The federal push intensified after the White House published its AI Action Plan, which explicitly prioritizes manufacturing among sectors where AI, robotics, and related technologies create opportunities for novel capabilities in manufacturing and logistics, including applications in defense and national security, according to the plan. Separately, NTIA's Public Wireless Supply Chain Innovation Fund (PWSCIF) has issued multiple funding rounds targeting open-interface, interoperable 5G solutions for industry verticals, requiring applicants to submit cybersecurity management plans and demonstrate multi-vendor interoperability. These funding conditions are steering manufacturers toward vendor-neutral architectures built on open radio access network (Open RAN) standards rather than proprietary, single-vendor stacks.

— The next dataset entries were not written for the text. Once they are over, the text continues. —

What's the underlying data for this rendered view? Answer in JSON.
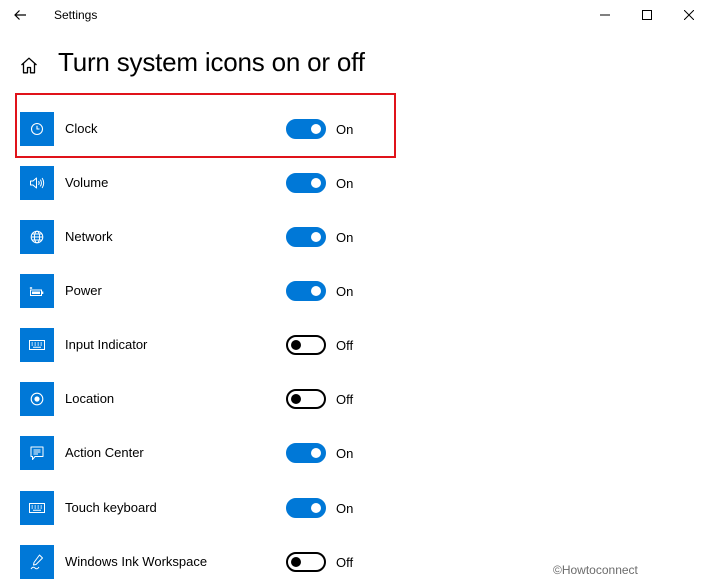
{
  "window": {
    "title": "Settings",
    "back_icon": "arrow-left-icon",
    "controls": [
      "minimize-icon",
      "maximize-icon",
      "close-icon"
    ]
  },
  "page": {
    "home_icon": "home-icon",
    "title": "Turn system icons on or off"
  },
  "colors": {
    "accent": "#0078d7",
    "highlight": "#e0131a"
  },
  "items": [
    {
      "label": "Clock",
      "icon": "clock-icon",
      "on": true,
      "state": "On"
    },
    {
      "label": "Volume",
      "icon": "volume-icon",
      "on": true,
      "state": "On"
    },
    {
      "label": "Network",
      "icon": "globe-icon",
      "on": true,
      "state": "On"
    },
    {
      "label": "Power",
      "icon": "battery-icon",
      "on": true,
      "state": "On"
    },
    {
      "label": "Input Indicator",
      "icon": "keyboard-icon",
      "on": false,
      "state": "Off"
    },
    {
      "label": "Location",
      "icon": "location-icon",
      "on": false,
      "state": "Off"
    },
    {
      "label": "Action Center",
      "icon": "action-center-icon",
      "on": true,
      "state": "On"
    },
    {
      "label": "Touch keyboard",
      "icon": "keyboard-icon",
      "on": true,
      "state": "On"
    },
    {
      "label": "Windows Ink Workspace",
      "icon": "pen-icon",
      "on": false,
      "state": "Off"
    }
  ],
  "watermark": "©Howtoconnect"
}
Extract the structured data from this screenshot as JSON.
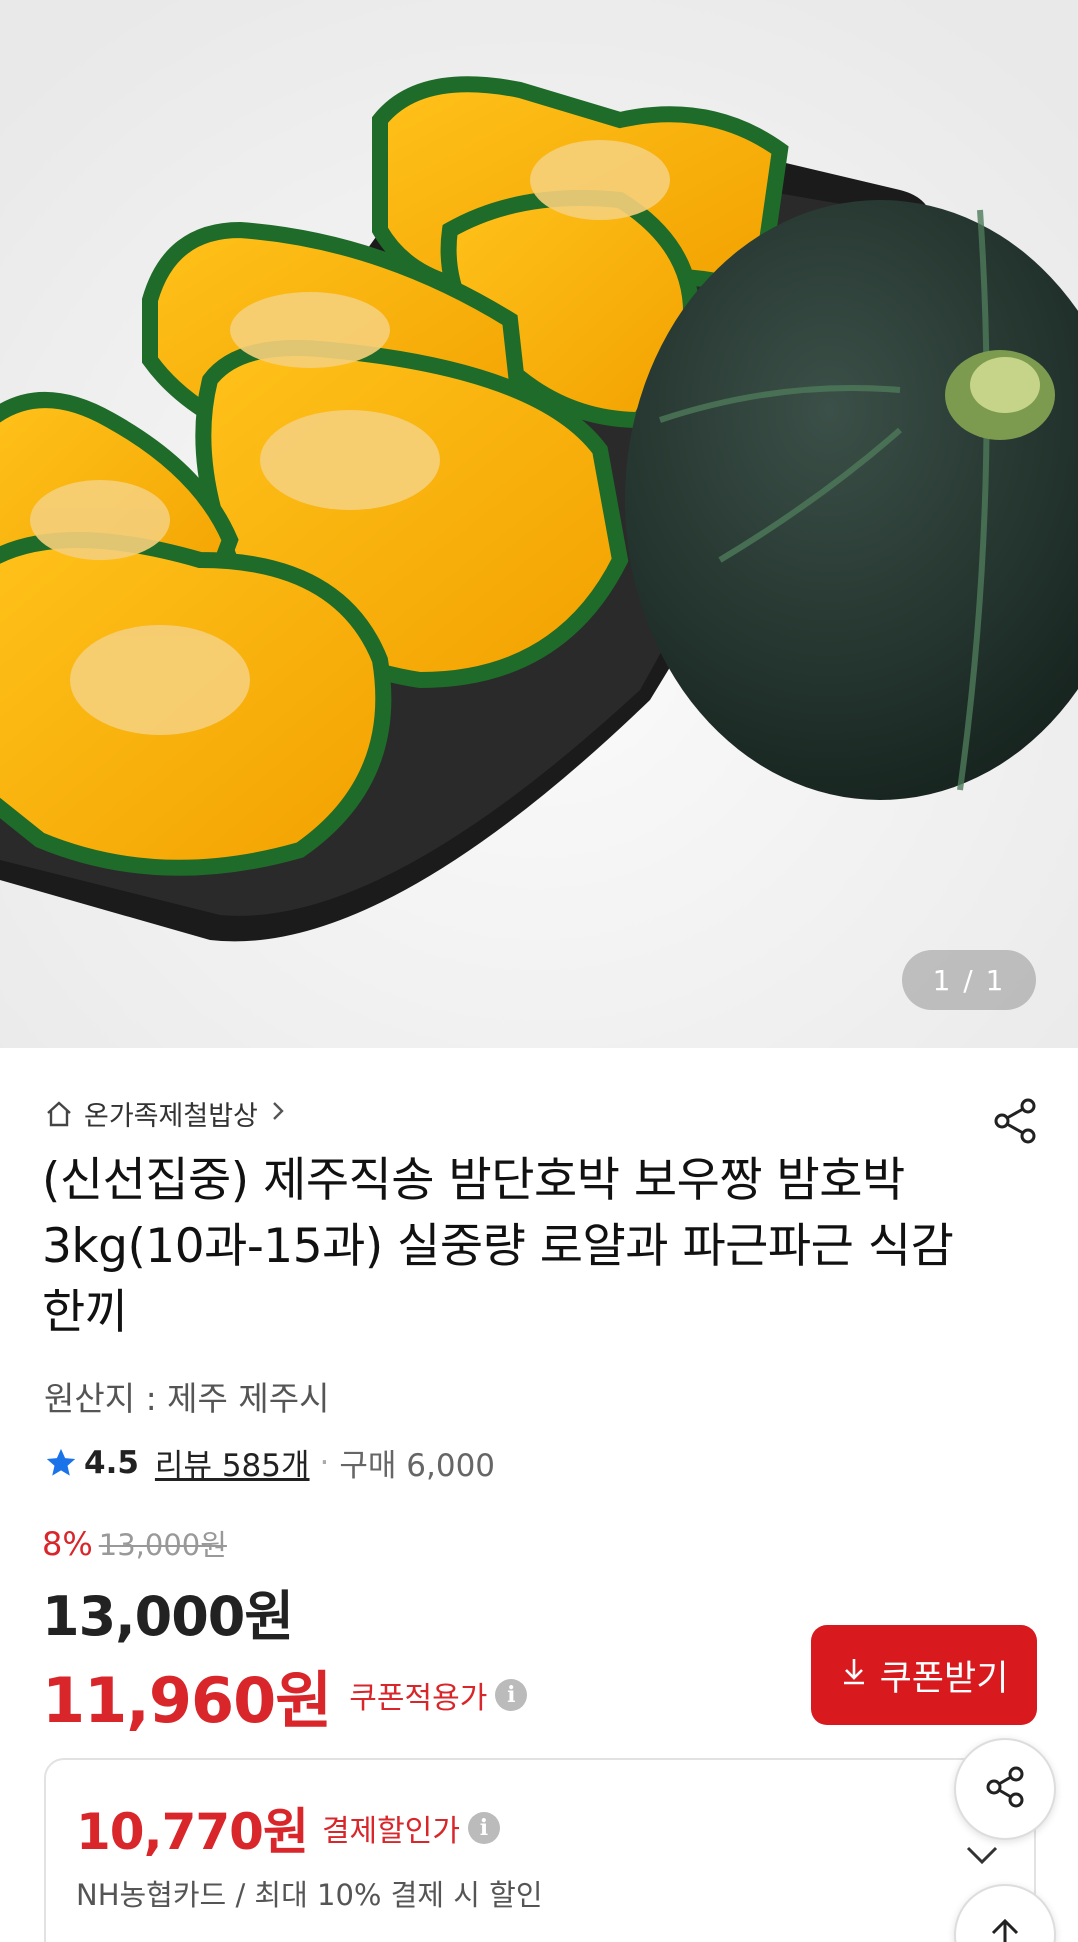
{
  "gallery": {
    "counter": "1 / 1"
  },
  "product": {
    "breadcrumb": "온가족제철밥상",
    "title": "(신선집중) 제주직송 밤단호박 보우짱 밤호박 3kg(10과-15과) 실중량 로얄과 파근파근 식감 한끼",
    "origin": "원산지 : 제주 제주시",
    "rating": "4.5",
    "review_label": "리뷰 585개",
    "purchase": "구매 6,000"
  },
  "pricing": {
    "discount_pct": "8%",
    "original_price": "13,000원",
    "price": "13,000원",
    "coupon_price": "11,960원",
    "coupon_label": "쿠폰적용가",
    "coupon_button": "쿠폰받기"
  },
  "payment": {
    "price": "10,770원",
    "label": "결제할인가",
    "desc": "NH농협카드 / 최대 10% 결제 시 할인"
  },
  "icons": [
    "home-icon",
    "chevron-right-icon",
    "share-icon",
    "star-icon",
    "info-icon",
    "download-icon",
    "chevron-down-icon",
    "arrow-up-icon"
  ],
  "colors": {
    "accent_red": "#d8191d",
    "star_blue": "#1a73e8"
  }
}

The performance case for private 5G in factory environments is well established. According to Ericsson, cloud-based processing typically introduces 200 milliseconds or more in latency, while private 5G paired with on-premise edge compute delivers around 10 millisecond response times - up to 40 times faster than cloud alternatives. That gap is critical for AI-driven quality inspection and autonomous mobile robotics, where decisions must occur within milliseconds at production speeds.

Details

The scale of current deployments underscores the shift from experimentation to enterprise rollout. In February 2026, NTT DATA announced that Cargill had successfully deployed NTT DATA's private 5G network across 50 manufacturing and processing sites globally, with the initiative launched in March 2025 and additional sites planned for completion in 2026. The majority of deployments are in the United States, with live deployments also active in Europe. Robert Greiner, Director of Platform Engineering at Cargill, noted that one private 5G access point covers the same area as approximately nine Wi-Fi access points, and installations yield a 70% reduction in cabling and setup costs.

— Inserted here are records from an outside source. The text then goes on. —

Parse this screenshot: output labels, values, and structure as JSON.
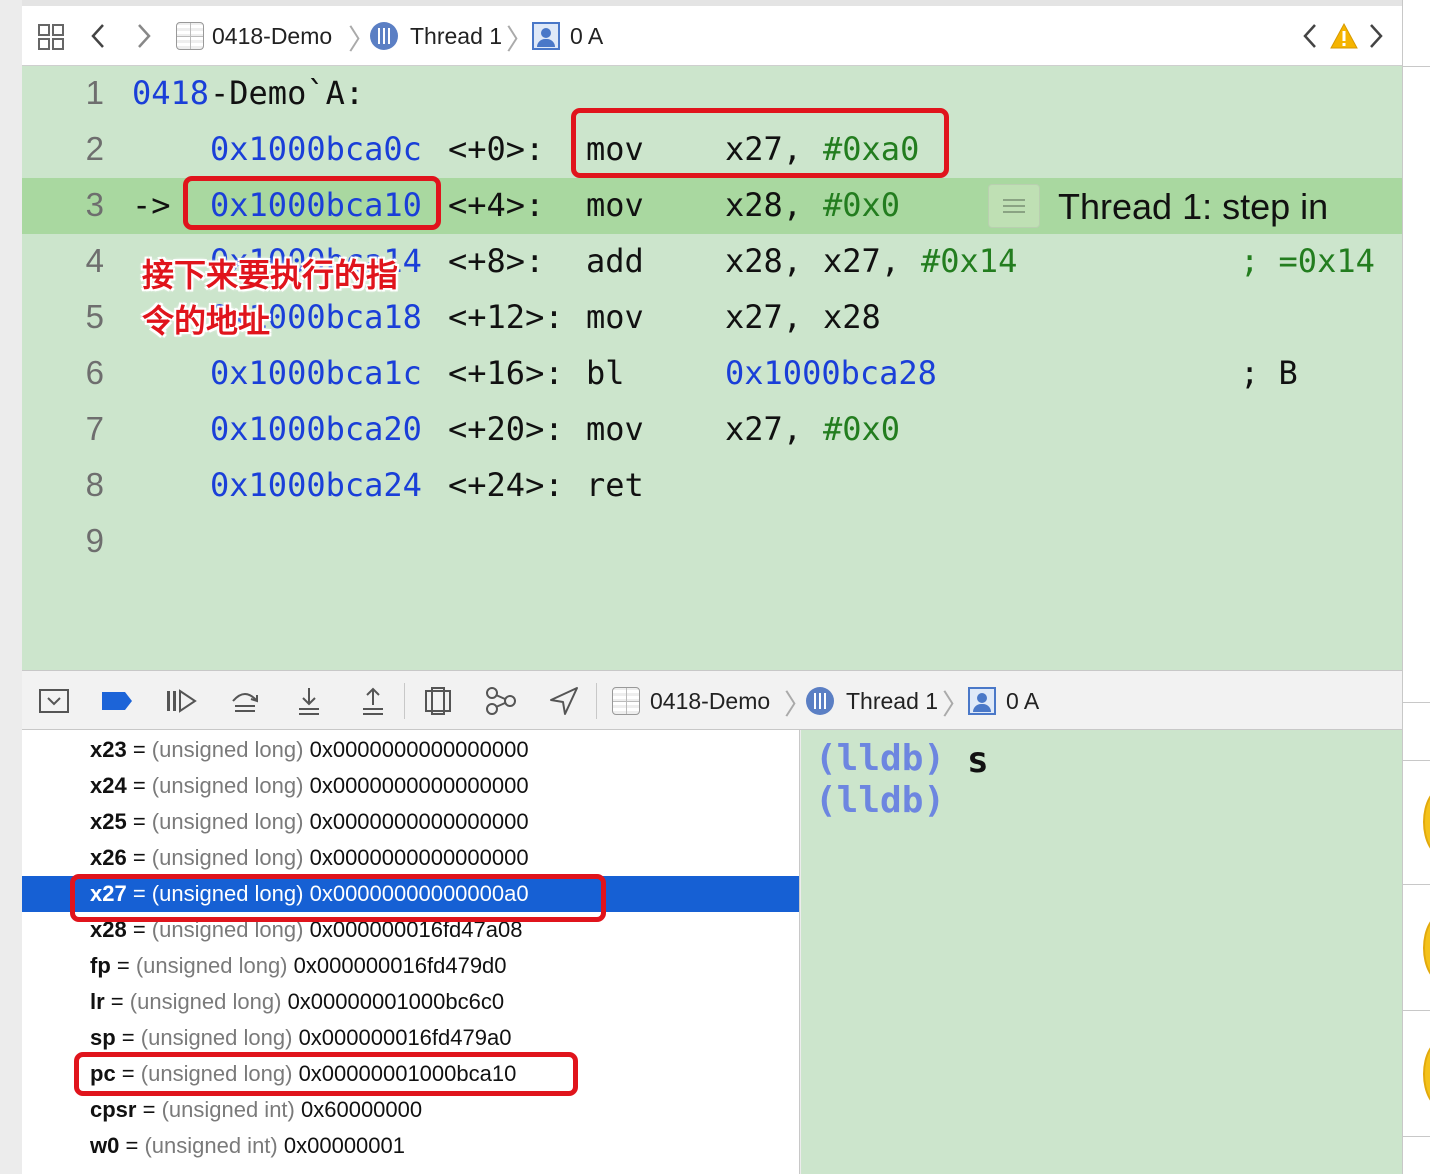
{
  "topbar": {
    "crumbs": [
      "0418-Demo",
      "Thread 1",
      "0 A"
    ]
  },
  "editor": {
    "lines": [
      {
        "num": "1",
        "label": "0418",
        "label_rest": "-Demo`A:"
      },
      {
        "num": "2",
        "addr": "0x1000bca0c",
        "offset": "<+0>:",
        "op": "mov",
        "a1": "x27,",
        "a2": "#0xa0"
      },
      {
        "num": "3",
        "arrow": "->",
        "addr": "0x1000bca10",
        "offset": "<+4>:",
        "op": "mov",
        "a1": "x28,",
        "a2": "#0x0"
      },
      {
        "num": "4",
        "addr": "0x1000bca14",
        "offset": "<+8>:",
        "op": "add",
        "a1": "x28,",
        "a2": "x27,",
        "a3": "#0x14",
        "comment": "; =0x14"
      },
      {
        "num": "5",
        "addr": "0x1000bca18",
        "offset": "<+12>:",
        "op": "mov",
        "a1": "x27,",
        "a2": "x28"
      },
      {
        "num": "6",
        "addr": "0x1000bca1c",
        "offset": "<+16>:",
        "op": "bl",
        "a1": "0x1000bca28",
        "comment": "; B"
      },
      {
        "num": "7",
        "addr": "0x1000bca20",
        "offset": "<+20>:",
        "op": "mov",
        "a1": "x27,",
        "a2": "#0x0"
      },
      {
        "num": "8",
        "addr": "0x1000bca24",
        "offset": "<+24>:",
        "op": "ret"
      },
      {
        "num": "9"
      }
    ],
    "step_message": "Thread 1: step in",
    "annotation_line1": "接下来要执行的指",
    "annotation_line2": "令的地址"
  },
  "debugbar": {
    "crumbs": [
      "0418-Demo",
      "Thread 1",
      "0 A"
    ]
  },
  "variables": [
    {
      "name": "x23",
      "type": "(unsigned long)",
      "value": "0x0000000000000000"
    },
    {
      "name": "x24",
      "type": "(unsigned long)",
      "value": "0x0000000000000000"
    },
    {
      "name": "x25",
      "type": "(unsigned long)",
      "value": "0x0000000000000000"
    },
    {
      "name": "x26",
      "type": "(unsigned long)",
      "value": "0x0000000000000000"
    },
    {
      "name": "x27",
      "type": "(unsigned long)",
      "value": "0x00000000000000a0"
    },
    {
      "name": "x28",
      "type": "(unsigned long)",
      "value": "0x000000016fd47a08"
    },
    {
      "name": "fp",
      "type": "(unsigned long)",
      "value": "0x000000016fd479d0"
    },
    {
      "name": "lr",
      "type": "(unsigned long)",
      "value": "0x00000001000bc6c0"
    },
    {
      "name": "sp",
      "type": "(unsigned long)",
      "value": "0x000000016fd479a0"
    },
    {
      "name": "pc",
      "type": "(unsigned long)",
      "value": "0x00000001000bca10"
    },
    {
      "name": "cpsr",
      "type": "(unsigned int)",
      "value": "0x60000000"
    },
    {
      "name": "w0",
      "type": "(unsigned int)",
      "value": "0x00000001"
    }
  ],
  "console": {
    "prompt": "(lldb)",
    "command": "s"
  },
  "colors": {
    "editor_bg": "#cce5cc",
    "current_line": "#a9d8a0",
    "selection": "#1660d4",
    "highlight_box": "#e0141c",
    "address_blue": "#1a3fd8",
    "literal_green": "#237d1f"
  }
}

Cargill's approach - deploying connectivity as shared infrastructure rather than building networks for individual applications - reflects a pattern industry analysts consider necessary for scalable ROI. Over 94% of industrial companies have deployed on-premise edge computing alongside their private wireless networks, according to GlobalData research, and 81% of industrial companies found their initial on-premise edge and private 5G setup was cheaper than other options, with over half saving at least 11%.

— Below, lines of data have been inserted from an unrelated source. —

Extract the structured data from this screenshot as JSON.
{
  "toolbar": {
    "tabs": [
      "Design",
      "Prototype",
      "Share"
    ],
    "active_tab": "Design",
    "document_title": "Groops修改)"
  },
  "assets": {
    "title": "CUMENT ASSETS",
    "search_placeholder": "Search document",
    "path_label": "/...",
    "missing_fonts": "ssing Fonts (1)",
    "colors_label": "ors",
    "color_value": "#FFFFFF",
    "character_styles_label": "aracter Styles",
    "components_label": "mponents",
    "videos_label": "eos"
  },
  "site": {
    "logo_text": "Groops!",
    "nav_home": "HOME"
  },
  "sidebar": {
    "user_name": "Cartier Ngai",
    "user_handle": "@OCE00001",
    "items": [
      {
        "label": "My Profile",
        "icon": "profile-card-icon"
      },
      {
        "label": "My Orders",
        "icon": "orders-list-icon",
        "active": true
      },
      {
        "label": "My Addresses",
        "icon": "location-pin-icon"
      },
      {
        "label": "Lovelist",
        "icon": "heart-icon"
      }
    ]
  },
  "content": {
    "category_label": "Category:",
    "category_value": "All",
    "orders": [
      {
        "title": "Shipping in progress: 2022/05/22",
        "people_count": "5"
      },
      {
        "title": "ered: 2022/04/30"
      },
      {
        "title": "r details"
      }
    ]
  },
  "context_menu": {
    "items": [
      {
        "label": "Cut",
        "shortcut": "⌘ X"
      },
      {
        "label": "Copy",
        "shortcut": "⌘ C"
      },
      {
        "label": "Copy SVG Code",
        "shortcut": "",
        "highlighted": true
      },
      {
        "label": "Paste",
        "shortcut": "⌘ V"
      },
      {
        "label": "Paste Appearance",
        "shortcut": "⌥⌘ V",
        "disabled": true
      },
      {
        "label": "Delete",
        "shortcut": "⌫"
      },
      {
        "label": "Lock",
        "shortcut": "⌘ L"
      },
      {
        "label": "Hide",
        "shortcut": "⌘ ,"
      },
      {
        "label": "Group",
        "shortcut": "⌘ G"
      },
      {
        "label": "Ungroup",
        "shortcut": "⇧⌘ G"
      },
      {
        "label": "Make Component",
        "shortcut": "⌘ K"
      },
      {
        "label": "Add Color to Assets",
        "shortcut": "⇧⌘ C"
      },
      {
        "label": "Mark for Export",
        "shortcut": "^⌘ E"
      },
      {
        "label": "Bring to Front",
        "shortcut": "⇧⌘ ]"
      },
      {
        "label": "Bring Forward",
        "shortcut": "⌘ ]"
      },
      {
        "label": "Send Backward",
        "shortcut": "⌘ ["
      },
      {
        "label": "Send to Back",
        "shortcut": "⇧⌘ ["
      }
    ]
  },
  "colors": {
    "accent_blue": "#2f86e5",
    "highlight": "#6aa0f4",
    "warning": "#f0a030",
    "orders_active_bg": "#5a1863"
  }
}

At the partnership level, NTT DATA and Ericsson announced a multi-year strategic agreement in February 2026 to deliver managed private 5G with edge AI at scale. The collaboration targets manufacturing use cases including automated quality inspection, predictive maintenance, and real-time safety monitoring using sensor and vision data. IDC Associate Vice President Alejandro Cadenas described the integration challenge directly: "Private 5G is the backbone for scaling AI in production, where autonomous systems must operate reliably and at scale, but integration complexity often remains the final hurdle."

Market data reflects accelerating momentum. The industrial AI market reached $43.6 billion in 2024 and is projected to grow to $153.9 billion by 2030, representing a compound annual growth rate of 23%, according to industry analysis. By 2025, more than 40% of large factories were running at least five production-grade AI models at the edge, up from 12% in 2023.

Outlook

Manufacturers pursuing NTIA grant funding face compliance requirements around cybersecurity risk management, vendor interoperability, and workforce training - conditions reshaping procurement criteria toward platforms supporting open application programming interfaces (APIs) and modular compute architectures. The White House AI Action Plan also earmarks federal investment for next-generation manufacturing technologies and tasks the CHIPS Program Office with integrating AI tools throughout semiconductor production processes. As deployments mature through 2026, operators are expected to prioritize platforms that support cross-facility data governance and measurable uptime improvements - the metrics regulators increasingly use to evaluate grant performance and extend future funding eligibility.